Он двинулся к крайнему солдату, рослому парню. Тот сжался, стал сразу как будто меньше ростом. Глаза у солдата покраснели, он ждал: вот-вот жандарм размахнётся, ударит его по лицу…
- Отвечайте! - Жандармский офицер подступал всё ближе.
Тогда стоявший рядом невысокий солдат, со смелым, открытым лицом, тихо, но твёрдо сказал:
- Не было никаких распоряжений…
- Понимать надо! - взвизгнул жандарм. Он ходил по комнате, расшвыривая клочки бумаг.
По приказу жандармского офицера солдаты бросились подбирать бумажки, складывать их на столе. Бумажная гора росла.
Десять человек внимательно следили за тем, что происходило в комнате.

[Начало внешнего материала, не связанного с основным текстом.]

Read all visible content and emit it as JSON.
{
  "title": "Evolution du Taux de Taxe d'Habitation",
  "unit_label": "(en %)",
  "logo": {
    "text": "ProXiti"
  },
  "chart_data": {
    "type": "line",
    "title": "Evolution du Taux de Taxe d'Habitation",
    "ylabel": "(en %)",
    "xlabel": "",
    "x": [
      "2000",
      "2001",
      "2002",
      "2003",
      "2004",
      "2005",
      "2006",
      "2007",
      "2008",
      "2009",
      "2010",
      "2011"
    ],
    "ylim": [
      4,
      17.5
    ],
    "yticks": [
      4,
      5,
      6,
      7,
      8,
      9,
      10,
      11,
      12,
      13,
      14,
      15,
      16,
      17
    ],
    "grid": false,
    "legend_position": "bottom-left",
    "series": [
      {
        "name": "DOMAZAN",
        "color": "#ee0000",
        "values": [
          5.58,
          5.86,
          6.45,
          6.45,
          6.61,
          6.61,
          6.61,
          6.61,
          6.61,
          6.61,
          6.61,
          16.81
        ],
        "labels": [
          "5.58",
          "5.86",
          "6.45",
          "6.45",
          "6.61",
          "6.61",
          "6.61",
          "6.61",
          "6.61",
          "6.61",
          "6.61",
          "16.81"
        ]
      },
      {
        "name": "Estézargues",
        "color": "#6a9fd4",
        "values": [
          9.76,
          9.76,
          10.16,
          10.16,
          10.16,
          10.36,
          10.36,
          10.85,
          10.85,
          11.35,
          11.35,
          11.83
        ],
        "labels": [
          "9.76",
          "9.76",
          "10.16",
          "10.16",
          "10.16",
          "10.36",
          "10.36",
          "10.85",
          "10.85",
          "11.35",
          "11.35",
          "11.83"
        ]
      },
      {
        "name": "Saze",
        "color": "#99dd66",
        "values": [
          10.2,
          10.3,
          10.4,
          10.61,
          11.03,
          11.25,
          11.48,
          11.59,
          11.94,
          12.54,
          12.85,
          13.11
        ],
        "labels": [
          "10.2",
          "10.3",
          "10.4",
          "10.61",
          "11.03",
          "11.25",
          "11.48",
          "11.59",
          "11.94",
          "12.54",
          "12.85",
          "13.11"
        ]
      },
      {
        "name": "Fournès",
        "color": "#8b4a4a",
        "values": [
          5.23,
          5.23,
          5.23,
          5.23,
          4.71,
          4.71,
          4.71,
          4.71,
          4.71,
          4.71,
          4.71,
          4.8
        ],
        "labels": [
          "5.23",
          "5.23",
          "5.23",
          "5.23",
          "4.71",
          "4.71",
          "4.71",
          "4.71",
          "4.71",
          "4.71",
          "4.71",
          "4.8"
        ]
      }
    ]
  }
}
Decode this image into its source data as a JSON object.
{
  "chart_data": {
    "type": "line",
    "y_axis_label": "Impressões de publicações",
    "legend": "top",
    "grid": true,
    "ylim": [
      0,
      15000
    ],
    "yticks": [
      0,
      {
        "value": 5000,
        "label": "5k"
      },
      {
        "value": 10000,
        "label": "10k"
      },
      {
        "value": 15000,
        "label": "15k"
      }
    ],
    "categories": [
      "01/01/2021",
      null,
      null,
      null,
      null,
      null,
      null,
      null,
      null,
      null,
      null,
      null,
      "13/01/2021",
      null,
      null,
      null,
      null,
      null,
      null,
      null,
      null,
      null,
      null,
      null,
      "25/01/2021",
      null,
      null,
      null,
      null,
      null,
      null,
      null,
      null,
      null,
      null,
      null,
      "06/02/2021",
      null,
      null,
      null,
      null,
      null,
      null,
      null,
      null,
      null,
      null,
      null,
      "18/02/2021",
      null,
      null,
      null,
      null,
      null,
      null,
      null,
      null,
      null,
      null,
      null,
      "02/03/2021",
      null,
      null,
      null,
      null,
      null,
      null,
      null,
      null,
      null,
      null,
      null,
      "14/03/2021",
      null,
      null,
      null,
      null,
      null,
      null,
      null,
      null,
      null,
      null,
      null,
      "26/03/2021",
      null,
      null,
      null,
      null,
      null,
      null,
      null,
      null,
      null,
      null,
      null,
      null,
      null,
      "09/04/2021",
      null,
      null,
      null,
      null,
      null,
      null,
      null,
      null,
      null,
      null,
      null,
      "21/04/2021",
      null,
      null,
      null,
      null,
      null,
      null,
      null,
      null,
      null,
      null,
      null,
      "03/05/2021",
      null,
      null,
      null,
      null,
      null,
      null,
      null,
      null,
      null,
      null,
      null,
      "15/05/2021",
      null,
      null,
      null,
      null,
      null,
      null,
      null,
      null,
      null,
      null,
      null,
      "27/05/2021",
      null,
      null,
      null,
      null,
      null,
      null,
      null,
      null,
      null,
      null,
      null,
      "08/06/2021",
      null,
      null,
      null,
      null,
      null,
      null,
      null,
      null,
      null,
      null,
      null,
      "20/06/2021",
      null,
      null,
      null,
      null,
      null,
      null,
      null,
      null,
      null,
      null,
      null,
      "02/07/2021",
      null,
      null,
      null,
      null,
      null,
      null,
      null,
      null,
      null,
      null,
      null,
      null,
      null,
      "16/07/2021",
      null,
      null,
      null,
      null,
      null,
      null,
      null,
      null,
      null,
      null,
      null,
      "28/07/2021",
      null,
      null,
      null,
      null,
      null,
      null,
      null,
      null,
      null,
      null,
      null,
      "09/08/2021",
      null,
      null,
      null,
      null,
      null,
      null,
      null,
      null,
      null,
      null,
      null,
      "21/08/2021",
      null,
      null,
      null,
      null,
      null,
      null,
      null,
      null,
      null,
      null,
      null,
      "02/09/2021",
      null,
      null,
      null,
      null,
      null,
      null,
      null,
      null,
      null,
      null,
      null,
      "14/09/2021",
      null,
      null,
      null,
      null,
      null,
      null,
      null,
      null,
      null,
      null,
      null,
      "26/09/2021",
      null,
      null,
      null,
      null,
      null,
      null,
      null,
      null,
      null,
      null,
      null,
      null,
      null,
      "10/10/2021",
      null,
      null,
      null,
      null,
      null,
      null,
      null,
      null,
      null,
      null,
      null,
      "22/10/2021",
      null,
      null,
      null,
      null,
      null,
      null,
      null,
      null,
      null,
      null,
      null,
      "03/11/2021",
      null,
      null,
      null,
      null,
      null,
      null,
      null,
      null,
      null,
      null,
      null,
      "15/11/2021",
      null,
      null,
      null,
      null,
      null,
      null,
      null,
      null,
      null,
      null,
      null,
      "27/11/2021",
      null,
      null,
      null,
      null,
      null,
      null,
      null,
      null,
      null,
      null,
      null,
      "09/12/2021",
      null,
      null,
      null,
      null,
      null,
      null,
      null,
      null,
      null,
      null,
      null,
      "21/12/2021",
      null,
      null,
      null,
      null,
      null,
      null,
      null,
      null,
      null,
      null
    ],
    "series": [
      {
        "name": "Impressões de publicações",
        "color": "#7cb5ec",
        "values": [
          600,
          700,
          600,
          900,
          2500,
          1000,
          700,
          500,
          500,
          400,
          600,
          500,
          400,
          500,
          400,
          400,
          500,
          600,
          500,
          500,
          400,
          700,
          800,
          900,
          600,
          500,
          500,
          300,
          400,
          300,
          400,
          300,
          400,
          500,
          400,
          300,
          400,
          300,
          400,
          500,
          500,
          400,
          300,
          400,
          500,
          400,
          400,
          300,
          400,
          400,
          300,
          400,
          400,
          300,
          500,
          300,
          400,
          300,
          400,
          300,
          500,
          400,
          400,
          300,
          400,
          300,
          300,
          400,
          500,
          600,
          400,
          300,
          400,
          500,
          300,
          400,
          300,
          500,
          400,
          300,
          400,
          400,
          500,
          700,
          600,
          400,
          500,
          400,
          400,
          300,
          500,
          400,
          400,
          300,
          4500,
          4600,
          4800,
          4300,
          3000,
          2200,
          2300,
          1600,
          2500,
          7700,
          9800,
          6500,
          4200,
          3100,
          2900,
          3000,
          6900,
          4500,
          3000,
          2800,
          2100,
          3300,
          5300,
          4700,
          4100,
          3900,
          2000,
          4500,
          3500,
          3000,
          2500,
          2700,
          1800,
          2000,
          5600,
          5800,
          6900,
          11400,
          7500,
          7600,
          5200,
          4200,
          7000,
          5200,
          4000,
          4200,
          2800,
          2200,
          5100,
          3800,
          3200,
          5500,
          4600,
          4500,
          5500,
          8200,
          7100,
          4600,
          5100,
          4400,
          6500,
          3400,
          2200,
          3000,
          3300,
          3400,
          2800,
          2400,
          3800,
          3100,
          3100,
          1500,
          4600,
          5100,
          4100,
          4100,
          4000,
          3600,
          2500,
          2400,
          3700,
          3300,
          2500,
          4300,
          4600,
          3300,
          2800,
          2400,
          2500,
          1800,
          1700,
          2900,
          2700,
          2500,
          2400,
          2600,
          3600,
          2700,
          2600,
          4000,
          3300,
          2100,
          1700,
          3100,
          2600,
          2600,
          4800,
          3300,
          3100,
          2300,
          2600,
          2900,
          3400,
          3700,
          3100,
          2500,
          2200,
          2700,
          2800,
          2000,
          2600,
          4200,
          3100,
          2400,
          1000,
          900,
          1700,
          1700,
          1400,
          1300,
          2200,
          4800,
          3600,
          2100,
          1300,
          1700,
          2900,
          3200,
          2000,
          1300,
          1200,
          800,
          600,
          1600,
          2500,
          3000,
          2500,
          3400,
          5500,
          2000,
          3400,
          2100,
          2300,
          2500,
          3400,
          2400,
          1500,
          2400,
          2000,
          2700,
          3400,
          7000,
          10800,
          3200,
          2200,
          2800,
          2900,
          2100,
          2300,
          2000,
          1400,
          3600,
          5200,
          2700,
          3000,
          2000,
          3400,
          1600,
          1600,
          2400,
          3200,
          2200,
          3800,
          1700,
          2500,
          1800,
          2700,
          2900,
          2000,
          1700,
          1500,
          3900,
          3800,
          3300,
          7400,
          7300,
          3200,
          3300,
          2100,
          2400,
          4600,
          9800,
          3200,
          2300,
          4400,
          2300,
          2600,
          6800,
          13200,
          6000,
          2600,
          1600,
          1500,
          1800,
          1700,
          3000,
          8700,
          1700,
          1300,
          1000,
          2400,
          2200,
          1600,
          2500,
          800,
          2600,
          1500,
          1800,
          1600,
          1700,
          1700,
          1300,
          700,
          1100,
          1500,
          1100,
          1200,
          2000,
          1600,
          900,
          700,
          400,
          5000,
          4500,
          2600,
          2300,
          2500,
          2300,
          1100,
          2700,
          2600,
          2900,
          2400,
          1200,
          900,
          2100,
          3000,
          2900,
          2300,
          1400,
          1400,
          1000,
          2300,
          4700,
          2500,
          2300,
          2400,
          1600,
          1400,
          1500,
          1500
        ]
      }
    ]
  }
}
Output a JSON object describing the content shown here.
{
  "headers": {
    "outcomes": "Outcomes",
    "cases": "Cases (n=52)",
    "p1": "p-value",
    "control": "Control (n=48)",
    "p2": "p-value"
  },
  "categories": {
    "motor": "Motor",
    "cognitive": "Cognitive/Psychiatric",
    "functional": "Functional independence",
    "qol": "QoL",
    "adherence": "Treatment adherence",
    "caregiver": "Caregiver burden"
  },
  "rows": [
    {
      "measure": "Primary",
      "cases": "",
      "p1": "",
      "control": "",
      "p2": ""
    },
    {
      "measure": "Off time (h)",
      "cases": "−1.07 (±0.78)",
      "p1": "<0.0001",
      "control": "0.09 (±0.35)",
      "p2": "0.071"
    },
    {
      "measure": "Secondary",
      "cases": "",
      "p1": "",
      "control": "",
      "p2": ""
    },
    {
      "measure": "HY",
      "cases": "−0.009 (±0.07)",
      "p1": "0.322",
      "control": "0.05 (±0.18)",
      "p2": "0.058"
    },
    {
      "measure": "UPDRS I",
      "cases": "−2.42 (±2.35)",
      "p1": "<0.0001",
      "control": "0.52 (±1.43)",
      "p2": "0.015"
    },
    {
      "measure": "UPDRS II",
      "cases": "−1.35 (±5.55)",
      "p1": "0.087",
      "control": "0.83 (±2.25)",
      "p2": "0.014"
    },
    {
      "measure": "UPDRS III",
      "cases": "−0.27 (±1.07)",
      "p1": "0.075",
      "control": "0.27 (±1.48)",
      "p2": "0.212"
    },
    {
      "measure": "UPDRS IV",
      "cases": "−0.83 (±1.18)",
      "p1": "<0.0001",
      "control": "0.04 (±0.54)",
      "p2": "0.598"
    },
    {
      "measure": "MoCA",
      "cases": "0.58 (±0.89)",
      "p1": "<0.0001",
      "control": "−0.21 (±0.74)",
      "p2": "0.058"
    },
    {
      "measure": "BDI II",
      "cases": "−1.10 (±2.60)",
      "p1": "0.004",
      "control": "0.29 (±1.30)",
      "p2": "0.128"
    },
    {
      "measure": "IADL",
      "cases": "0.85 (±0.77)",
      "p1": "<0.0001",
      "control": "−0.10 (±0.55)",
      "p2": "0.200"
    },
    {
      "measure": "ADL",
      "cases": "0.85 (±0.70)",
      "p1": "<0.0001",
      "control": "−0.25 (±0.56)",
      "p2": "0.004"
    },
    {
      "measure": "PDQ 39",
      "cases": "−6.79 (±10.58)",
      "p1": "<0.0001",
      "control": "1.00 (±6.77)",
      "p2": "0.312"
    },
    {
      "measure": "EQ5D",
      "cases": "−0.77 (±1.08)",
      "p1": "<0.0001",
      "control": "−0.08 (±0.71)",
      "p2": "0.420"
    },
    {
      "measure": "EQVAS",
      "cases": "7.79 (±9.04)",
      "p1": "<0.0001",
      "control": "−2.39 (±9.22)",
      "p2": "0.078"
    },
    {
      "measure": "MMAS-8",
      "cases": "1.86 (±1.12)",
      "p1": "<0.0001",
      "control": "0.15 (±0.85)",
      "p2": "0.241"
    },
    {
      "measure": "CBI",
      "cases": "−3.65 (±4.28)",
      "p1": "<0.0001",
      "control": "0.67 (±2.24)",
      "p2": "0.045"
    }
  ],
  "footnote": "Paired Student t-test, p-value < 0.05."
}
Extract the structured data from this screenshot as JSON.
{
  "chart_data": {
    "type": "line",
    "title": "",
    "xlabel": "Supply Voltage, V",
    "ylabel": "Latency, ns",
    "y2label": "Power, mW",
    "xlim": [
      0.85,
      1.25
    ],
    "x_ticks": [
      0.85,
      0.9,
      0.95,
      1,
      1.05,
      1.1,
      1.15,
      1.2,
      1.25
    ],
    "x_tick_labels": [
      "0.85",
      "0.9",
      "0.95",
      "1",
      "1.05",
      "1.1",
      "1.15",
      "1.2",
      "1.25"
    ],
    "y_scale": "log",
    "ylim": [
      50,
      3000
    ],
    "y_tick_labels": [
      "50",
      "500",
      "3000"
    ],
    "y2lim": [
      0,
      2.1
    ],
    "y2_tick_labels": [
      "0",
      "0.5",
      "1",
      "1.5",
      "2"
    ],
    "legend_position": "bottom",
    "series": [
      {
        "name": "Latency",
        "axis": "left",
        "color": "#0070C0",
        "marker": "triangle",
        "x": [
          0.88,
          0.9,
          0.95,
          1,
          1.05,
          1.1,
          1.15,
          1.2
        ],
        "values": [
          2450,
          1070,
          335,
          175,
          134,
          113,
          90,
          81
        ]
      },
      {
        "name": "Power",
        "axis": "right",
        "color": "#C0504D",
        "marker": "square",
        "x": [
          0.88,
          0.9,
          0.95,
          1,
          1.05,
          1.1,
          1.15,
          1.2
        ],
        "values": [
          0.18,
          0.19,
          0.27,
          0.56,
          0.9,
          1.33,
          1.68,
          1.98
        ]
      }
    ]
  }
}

Яков едва заметно успокаивающе кивнул головой, светлые глаза, чуть прищурившись, подмигнули товарищам: ничего, мол, у жандармов не получится, будьте спокойны. А те в ответ с благодарностью взглянули на Якова: «Понятно!»
Наконец и жандарму надоела вся эта возня с клочками бумажонок. Он сдвинул их в сторону и злобно зашипел:
- Собрать все!
За окнами давно спустились сумерки. Вечер перешёл в ночь. И ночь прошла, Уже близился рассвет, А десять человек всё ещё стояли и ждали решения своей судьбы.
Они были спокойны, только воспалённые глаза говорили о бессонной ночи. И в больших глазах Анны Стриженной, единственной женщины из всех десяти комитетчиков, отразилась тревога. Может быть, она думала о матери, которая поутру узнает об аресте своей дочери…
Хозяин квартиры, гладильщик, который всю жизнь работал в сыром подвале, больной, отчаянно кашлял. Он не в силах был усидеть на стуле и, ежеминутно хватаясь за грудь, припадал к столу, ронял голову на руки. «Аи, какая беда! - думал больной человек. - Провал нелегальной квартиры. Выследили, окаянные!»
Жандармы заспешили: скоро рассвет. Надо увести арестованных.
По тихим сонным улицам раздались гулкие шаги. При бледном свете утра лица казались серыми. Люди шли усталой походкой. Последним плёлся хозяин квартиры. Он кашлял и едва держался на ногах.
Над городом взошёл светлый и ясный январский день. Дорога поднималась в гору. Весь партийный комитет под большим конвоем вошёл в ворота тюрьмы.